Shopping is a rational endeavour used by all evolved human beings. However, our senses, physiological signals, motives etc. work on rational brains and greatly influence our shopping behaviour. At times, we make impulsive and self-rewarding purchases, especially during holiday shopping. Definitely, it ensures relaxation; connectedness, boosts self-confidence and a sense of mastery. We are also pre-wired to respond to excitement in crowds. This psychological tool kept us alive and active over ages.

Our brain does pick on things that are different or new and elicit different reactions in each one of us. People develop prejudiced attitudes and form unfair or unreasonable opinions, and discriminations against a group of people or unfamiliar situations. Continuous unfairness, which we come across different races, age, and gender, have a great impact on the self-esteem and self-worth of individuals. They may suffer from inferiority complex resulting in low self-esteem and avoidance of such places for the fear of being discriminated and insulted.

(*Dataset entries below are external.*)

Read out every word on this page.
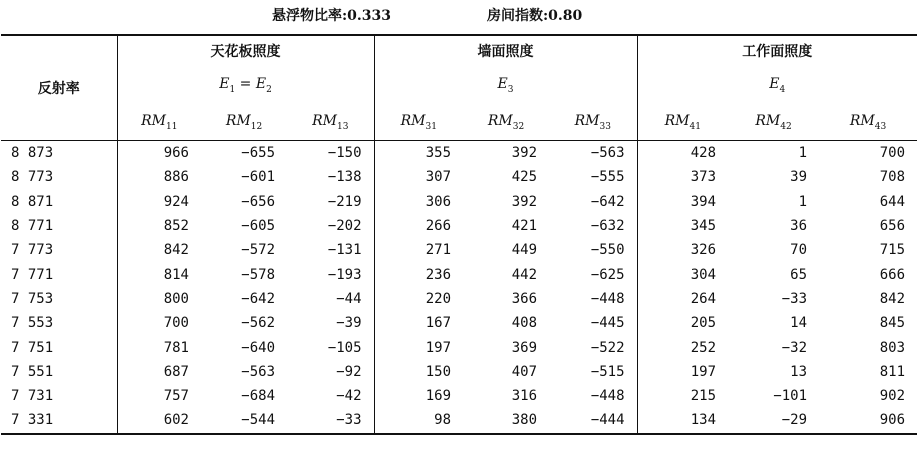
悬浮物比率:0.333	房间指数:0.80
反射率	天花板照度			墙面照度			工作面照度		
	$E_1 = E_2$			$E_3$			$E_4$
	$RM_{11}$	$RM_{12}$	$RM_{13}$	$RM_{31}$	$RM_{32}$	$RM_{33}$	$RM_{41}$	$RM_{42}$	$RM_{43}$
8 873	966	−655	−150	355	392	−563	428	1	700
8 773	886	−601	−138	307	425	−555	373	39	708
8 871	924	−656	−219	306	392	−642	394	1	644
8 771	852	−605	−202	266	421	−632	345	36	656
7 773	842	−572	−131	271	449	−550	326	70	715
7 771	814	−578	−193	236	442	−625	304	65	666
7 753	800	−642	−44	220	366	−448	264	−33	842
7 553	700	−562	−39	167	408	−445	205	14	845
7 751	781	−640	−105	197	369	−522	252	−32	803
7 551	687	−563	−92	150	407	−515	197	13	811
7 731	757	−684	−42	169	316	−448	215	−101	902
7 331	602	−544	−33	98	380	−444	134	−29	906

For example, business strategies perpetrate ideas about what kind of “looks “or “belongings” are appropriate (and inappropriate) for both older and younger people across different racial levels. These stereotypies in turn affect people’s ability to express themselves freely through their appearance as they age or based on their ethnic/racial origin. Such strategies reinforce the tendency to discriminate against people who look ‘old’ and affect even their mind-set (example self-imposed restrictions) during shopping.

The reader is a clinical psychologist based in Dubai.